Hani “teşbihte hata olmaz” derler ya, ister öyle diyelim ister “yamalı bohça”, şöyle Pollock’vari “action painting” havasında tuale dünyadan çeşitli güncel ama birbirlerinden haliyle bağımsız gelişmeleri kafamıza göre sıçratalım, sonra bir adım geri çekilip yaptığımız resme bakalım. Ortaya çıkan görünüm bize, buraya, bugüne ilişkin ne anlatıyor, üzerine düşünelim. Dersimiz biraz coğrafya, az tarih olsun.
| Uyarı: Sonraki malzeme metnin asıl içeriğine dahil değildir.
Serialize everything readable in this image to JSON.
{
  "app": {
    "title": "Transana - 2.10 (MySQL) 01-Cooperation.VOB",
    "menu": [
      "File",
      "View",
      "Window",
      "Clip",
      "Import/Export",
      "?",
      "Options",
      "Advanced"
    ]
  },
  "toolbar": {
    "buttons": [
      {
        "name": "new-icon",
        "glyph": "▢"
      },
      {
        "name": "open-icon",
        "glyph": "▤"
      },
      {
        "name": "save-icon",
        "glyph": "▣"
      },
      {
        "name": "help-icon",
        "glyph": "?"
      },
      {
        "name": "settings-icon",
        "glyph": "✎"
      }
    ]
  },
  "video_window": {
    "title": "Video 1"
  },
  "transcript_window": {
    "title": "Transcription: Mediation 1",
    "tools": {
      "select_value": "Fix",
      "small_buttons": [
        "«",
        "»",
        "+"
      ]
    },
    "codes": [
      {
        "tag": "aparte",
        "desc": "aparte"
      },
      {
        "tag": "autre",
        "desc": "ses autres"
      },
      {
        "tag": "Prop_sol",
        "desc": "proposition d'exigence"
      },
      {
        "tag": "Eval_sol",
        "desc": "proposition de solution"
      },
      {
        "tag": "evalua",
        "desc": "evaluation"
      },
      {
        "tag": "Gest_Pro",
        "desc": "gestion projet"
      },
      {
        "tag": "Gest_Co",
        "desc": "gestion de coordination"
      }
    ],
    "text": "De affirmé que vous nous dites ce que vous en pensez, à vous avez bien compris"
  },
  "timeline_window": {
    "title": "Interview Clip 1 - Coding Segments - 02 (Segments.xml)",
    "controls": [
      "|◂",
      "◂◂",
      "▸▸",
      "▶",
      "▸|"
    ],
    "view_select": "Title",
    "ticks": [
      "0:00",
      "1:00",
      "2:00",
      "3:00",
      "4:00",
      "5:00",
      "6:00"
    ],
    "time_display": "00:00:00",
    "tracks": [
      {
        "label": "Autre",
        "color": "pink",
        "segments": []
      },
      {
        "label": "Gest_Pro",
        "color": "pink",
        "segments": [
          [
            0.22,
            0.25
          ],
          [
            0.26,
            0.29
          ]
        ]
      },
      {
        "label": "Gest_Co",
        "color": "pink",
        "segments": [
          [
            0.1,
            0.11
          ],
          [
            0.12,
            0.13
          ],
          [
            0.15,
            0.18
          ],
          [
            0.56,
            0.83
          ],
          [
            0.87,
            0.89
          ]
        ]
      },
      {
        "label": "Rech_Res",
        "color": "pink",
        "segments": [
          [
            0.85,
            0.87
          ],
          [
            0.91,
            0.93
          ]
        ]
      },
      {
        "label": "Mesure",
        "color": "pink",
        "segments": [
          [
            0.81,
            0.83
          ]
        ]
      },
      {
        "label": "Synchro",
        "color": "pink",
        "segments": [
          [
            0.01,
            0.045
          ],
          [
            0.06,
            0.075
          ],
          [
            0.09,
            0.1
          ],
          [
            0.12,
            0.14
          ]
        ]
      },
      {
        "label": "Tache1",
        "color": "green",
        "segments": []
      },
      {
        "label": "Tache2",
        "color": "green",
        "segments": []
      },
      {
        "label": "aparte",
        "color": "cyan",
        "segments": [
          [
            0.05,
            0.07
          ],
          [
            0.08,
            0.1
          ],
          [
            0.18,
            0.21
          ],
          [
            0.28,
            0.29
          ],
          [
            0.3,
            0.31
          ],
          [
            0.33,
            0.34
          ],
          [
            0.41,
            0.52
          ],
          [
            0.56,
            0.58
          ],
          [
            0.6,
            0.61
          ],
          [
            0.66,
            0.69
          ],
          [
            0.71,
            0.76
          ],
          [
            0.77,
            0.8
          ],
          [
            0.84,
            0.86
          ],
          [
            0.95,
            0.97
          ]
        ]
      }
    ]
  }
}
Almanya eyalet seçimlerinde sıra Saksonya Anhalt’taydı. Jübilesini yapan şansölye Merkel’in hristiyan demokratları CDU oyunu artırarak galip çıktı. Demek yeşil dalga oraya uğramadı, bu bir. İkincisi CDU zaten sosyal demokrat SPD ile koalisyonla yönetiyordu eyaleti. Şimdi ya devam edecek, ya yeniden yerel meclise giren liberal demokrat FDP ve Yeşiller’le koalisyon kurma seçeneğini de değerlendirecek. Denklem dışında olan aşırı sağ (AfD) ve aşırı sol. Üstelik CDU, AfD’ye karşı oyunu artırdı. “Sağcılar ahmak olur, dinbaz ve milliyetçi olur” filan deniyor ya, demek Almanya’nın sağcısında başka türlü bir demokrasi bilinci yerleşmiş. Ve/veya merkez sağ ve sol ve hatta Yeşiller birlikte kamu yararını önceleyerek ortaklaşa çalışabiliyormuş. Siyasal, tarihsel, toplumsal, kültürel, ahlaki (moral) zemin ona göre biçimlenmiş. Asıl iş bu.
İsrail’de resmen yedi benzemez bir araya geldi. Yahudi ve Arabın dincisi, laik, feminist, LGBTI vs. belki Netanyahu’dan kurtulmak belki İsrail’i kurtarmak ve dönüştürmek adına bir koalisyon hükümeti kurdu. Bu durum bir yandan “siyasetin sonu” diye düşündürtebilir. “İlkeler, ülküler nerede” diye, “dört kere üst üste seçime bunun için değer miydi” sordurtabilir. Diğer yandan, işte tam da “vatan mevzubahisse gerisi teferruattır” da dedirtebilir. O hükümete katılan islâmcı Filistinliye AKP-MHP’nin söyleyeceği ne olabilir? Bu hükümete taşrasallıklarından kurtulup bakarlarsa, CHP-İYİP’in özellikle gelecek seçim bağlamında HDP’ye yaklaşımları konusunda çıkaracakları ders ne olabilir? Rejimin başkanlık, yarışın adaylar arasında olduğunu da aklın arkasında tutarak.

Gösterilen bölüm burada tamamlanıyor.